The taller shadow stayed quiet.

They proceeded slowly, the woman leading, still talking. “Every week, something craps out in this goddamn building.”

“You should move,” the male suggested quietly.

Halnon laughed. “Yeah. Fuckin’ A. I should have a million bucks, too.”

She reached the apartment door and pulled a key from her jeans, fumbling to fit the lock. When she pushed open the door at last, the light inside shot into the hallway, catching them like a theatrical spot. Sam immediately recognized Halnon’s companion as Tanner Fitzhugh, recently released from jail on a federal weapons charge, and someone that Halnon’s probation prohibited her from contacting.
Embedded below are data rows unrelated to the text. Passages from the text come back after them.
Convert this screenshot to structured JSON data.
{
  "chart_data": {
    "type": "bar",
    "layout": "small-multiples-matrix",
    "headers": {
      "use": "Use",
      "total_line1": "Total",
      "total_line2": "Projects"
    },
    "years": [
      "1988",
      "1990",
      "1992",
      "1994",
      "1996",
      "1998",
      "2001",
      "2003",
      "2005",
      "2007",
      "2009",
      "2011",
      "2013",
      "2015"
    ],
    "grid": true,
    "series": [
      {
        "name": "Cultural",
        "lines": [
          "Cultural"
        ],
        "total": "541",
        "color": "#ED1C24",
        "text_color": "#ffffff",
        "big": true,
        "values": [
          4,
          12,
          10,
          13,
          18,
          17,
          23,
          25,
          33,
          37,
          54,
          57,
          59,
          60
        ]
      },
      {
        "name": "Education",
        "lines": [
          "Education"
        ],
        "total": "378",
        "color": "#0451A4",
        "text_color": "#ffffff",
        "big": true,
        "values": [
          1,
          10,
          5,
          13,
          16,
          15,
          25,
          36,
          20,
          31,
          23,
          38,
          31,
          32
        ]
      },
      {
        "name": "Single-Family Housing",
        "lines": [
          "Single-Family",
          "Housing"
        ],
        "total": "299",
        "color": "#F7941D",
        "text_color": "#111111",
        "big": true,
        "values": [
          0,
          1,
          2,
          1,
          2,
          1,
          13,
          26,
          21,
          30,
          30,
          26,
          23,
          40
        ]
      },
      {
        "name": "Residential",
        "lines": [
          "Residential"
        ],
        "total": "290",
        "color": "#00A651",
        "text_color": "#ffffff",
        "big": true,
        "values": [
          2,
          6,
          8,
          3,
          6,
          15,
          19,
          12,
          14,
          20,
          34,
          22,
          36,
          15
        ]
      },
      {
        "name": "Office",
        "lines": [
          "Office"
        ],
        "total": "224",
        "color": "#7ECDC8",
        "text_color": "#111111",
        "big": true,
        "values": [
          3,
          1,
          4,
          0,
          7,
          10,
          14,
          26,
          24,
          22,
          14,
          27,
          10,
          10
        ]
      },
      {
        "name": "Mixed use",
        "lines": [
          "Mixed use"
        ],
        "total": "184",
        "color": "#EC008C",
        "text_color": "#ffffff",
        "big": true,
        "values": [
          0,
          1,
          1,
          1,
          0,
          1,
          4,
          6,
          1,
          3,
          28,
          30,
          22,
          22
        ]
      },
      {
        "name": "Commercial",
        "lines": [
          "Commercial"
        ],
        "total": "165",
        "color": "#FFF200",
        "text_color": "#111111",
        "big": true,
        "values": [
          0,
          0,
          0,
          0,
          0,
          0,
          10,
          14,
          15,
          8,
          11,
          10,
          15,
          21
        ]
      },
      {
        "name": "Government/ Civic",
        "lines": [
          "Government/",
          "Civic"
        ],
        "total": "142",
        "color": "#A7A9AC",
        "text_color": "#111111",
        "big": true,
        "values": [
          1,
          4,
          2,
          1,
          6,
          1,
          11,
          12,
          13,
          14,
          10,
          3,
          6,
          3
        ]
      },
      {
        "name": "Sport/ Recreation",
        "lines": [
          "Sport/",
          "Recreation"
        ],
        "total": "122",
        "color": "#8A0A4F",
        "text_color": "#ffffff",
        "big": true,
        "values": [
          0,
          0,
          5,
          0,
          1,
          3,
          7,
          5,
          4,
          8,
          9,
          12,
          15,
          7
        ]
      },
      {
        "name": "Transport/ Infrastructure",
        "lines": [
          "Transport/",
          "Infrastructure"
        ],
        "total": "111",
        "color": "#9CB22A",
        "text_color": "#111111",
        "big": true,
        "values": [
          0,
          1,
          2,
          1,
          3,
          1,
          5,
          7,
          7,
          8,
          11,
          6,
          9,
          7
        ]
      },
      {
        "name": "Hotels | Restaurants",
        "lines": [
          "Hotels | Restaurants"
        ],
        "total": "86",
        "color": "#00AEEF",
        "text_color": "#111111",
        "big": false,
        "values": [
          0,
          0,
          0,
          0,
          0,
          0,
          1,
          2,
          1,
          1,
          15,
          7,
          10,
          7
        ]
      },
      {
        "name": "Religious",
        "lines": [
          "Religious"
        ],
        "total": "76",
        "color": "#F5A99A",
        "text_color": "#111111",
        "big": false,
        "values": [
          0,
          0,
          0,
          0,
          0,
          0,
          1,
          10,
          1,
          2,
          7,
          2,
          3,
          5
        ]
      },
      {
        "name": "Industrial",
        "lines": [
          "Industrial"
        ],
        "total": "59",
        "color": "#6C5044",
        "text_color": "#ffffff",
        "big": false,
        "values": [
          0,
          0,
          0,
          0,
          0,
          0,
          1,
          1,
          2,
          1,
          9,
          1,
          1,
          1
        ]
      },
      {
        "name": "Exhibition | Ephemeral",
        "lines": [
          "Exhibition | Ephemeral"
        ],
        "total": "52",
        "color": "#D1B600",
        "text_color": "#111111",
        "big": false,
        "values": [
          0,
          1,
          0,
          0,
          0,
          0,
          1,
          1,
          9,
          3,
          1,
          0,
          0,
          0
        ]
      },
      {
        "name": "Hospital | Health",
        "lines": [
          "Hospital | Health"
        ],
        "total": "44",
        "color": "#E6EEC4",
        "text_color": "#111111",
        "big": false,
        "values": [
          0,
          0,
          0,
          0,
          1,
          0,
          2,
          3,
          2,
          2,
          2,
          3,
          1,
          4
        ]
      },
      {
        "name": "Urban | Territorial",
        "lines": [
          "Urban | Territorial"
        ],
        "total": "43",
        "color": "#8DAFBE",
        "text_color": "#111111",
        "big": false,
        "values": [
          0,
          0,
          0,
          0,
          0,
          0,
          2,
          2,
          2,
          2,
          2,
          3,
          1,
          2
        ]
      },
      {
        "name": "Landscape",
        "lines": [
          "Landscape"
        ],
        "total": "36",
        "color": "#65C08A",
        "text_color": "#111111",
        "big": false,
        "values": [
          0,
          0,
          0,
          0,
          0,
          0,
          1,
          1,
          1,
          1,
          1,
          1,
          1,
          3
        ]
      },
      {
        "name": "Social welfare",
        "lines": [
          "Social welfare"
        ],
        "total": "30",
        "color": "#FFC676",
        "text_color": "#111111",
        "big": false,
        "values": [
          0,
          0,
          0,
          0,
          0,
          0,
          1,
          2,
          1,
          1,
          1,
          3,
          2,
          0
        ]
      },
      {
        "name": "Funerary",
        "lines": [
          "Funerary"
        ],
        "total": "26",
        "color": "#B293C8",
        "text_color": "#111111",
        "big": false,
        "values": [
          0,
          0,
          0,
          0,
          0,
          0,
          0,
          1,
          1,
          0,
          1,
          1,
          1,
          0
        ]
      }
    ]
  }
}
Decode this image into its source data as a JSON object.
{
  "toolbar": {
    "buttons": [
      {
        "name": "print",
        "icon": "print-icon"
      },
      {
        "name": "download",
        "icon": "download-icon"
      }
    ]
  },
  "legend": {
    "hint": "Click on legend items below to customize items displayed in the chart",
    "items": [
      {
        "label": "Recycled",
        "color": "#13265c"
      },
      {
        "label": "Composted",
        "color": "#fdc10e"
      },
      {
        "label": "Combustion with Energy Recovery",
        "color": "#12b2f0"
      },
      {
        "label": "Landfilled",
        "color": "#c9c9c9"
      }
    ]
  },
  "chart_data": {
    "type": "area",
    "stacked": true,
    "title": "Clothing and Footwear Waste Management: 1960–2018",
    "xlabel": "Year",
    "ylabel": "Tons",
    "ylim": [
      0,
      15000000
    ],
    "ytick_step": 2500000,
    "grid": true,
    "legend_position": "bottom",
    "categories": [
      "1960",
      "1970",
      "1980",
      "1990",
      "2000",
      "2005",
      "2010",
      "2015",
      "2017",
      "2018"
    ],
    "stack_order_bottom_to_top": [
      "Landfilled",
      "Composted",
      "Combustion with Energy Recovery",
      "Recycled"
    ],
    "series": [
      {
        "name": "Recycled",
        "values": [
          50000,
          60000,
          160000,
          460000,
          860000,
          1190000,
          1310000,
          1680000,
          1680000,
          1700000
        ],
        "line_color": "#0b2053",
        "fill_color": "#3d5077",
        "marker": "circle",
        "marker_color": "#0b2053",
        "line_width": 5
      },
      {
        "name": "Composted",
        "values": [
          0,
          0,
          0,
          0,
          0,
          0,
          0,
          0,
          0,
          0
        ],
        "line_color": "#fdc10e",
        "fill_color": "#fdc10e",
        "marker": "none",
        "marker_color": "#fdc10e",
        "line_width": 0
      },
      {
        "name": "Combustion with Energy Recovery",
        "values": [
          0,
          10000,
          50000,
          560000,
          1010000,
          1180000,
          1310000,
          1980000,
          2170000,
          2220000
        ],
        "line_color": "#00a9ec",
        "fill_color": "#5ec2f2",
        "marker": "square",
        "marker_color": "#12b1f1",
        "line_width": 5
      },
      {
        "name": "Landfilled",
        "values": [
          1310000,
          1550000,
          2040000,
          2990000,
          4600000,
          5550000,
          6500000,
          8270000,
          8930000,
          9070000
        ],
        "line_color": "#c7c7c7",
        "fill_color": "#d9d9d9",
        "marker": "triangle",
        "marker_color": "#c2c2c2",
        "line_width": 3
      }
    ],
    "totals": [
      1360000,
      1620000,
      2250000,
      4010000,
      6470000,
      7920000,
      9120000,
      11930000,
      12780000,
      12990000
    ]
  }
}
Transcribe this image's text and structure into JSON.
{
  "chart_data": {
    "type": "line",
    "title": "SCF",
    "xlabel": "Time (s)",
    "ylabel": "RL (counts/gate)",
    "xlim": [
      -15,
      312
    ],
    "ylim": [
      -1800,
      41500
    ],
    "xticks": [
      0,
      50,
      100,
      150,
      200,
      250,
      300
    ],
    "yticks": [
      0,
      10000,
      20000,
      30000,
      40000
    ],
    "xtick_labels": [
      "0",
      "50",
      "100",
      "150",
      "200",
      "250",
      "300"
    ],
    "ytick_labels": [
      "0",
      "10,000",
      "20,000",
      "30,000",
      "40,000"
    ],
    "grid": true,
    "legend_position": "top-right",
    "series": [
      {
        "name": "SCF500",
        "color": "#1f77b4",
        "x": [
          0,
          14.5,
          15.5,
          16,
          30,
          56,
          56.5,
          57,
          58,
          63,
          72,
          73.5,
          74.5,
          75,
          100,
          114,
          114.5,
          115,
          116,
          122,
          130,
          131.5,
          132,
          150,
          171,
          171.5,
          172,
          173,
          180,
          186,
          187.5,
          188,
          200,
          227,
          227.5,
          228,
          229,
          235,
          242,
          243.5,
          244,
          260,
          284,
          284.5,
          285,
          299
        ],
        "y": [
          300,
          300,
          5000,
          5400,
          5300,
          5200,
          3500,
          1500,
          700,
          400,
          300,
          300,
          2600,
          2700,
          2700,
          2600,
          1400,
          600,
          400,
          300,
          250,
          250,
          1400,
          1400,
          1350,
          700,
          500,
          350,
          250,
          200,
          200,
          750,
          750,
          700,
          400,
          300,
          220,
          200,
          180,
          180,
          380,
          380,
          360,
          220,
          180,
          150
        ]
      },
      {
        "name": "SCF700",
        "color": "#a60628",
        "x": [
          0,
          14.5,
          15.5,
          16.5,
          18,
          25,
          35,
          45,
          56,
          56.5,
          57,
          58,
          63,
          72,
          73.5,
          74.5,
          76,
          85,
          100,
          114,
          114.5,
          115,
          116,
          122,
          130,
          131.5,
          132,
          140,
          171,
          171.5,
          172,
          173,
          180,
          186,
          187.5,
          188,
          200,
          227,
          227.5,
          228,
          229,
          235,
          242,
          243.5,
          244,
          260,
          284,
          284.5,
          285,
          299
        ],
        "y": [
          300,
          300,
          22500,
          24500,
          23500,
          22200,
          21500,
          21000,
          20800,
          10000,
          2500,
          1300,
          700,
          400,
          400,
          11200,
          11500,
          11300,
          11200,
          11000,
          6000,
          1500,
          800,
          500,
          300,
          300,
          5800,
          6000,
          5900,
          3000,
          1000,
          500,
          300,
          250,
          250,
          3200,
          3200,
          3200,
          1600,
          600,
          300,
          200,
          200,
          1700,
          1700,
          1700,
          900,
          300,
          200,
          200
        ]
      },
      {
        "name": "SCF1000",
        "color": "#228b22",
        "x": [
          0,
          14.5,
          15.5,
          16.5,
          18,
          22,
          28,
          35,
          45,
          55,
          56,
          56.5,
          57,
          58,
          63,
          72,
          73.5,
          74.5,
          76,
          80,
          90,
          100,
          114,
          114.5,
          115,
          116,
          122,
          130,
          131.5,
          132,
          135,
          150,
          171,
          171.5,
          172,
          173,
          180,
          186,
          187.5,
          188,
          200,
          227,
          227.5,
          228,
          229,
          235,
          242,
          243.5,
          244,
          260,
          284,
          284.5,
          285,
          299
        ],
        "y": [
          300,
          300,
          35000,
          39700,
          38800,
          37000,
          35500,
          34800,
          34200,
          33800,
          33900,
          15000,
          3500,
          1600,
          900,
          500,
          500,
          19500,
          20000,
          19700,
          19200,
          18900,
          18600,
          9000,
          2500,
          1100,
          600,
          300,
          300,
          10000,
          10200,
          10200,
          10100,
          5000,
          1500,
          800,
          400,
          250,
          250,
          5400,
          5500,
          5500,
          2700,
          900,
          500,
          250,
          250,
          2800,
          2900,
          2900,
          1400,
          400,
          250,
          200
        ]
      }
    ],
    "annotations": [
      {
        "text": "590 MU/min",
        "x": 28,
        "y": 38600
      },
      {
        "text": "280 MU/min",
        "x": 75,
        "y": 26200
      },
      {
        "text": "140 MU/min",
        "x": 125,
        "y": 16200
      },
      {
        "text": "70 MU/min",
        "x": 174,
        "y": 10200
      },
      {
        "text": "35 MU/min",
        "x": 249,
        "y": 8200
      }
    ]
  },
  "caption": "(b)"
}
It wasn’t quite what Sam was expecting. She’d hoped to put the squeeze on this woman after a late night out, while she was possibly drunk, tired, doped up, or all three. Sam hadn’t considered a possible companion.

By protocol, she had several choices: give up until the odds improved; retreat and call for backup, preferably from Parole and
Probation, since they had the real clout in this game; or simply forge ahead and be the cowboy that her boss kept stressing she should never be.

Without hesitation, she stepped forward, gun drawn, and ordered, “
Police
. Get down on your knees, cross your ankles, and lock your hands behind your necks.
Now
.”

Luckily, her rashness didn’t cost her this time, as it had in the past. Both people simply followed orders and dropped to their knees, only Halnon muttering the obligatory, “Fuck me.”

“Tanner Fitzhugh,” Sam addressed the man, approaching slowly.

“Yeah,” was the tired response. “I know you?”

“Keep looking straight ahead,” she ordered. She crouched behind him and quickly patted him down, looking for weapons and finding none.

“I’m the cop who actually reads all the faxes about recently released federal inmates, and the fact that they’re not to consort with known criminal elements. That phrase ring a bell?”

“Yeah,” he admitted with a sigh.

“Well,” Sam informed him. “She’s what they were talking about.”

Halnon varied her delivery only slightly. “Fuck you.”

Sam grabbed Fitzhugh’s interlinked fingers from behind and yanked him to his feet. He let out a short cry of pain.

“You come here to get laid?” she asked. “Dope? Do some planning for the next bank heist?”

“I don’t have to talk to you,” he said, but without great effort.

“That make you feel better?” Sam asked him, picking up on his weariness. “Good. You’re wrong, by the way. I could have you mailed right back to Rahway. You feel like testing me?”

“No.”

She let go of his fingers. “Drop your arms and walk down the hallway. Ten feet.”

He did so, and stood still, peering into the darkness ahead.

“Okay, Fitzhugh,” Sam told him. “Now that we’ve met, you can take a hike. But don’t forget the favor. I’ll come knocking someday.”

Fitzhugh half turned on his heel and glanced back at her, the surprise clear in his voice. “For real?”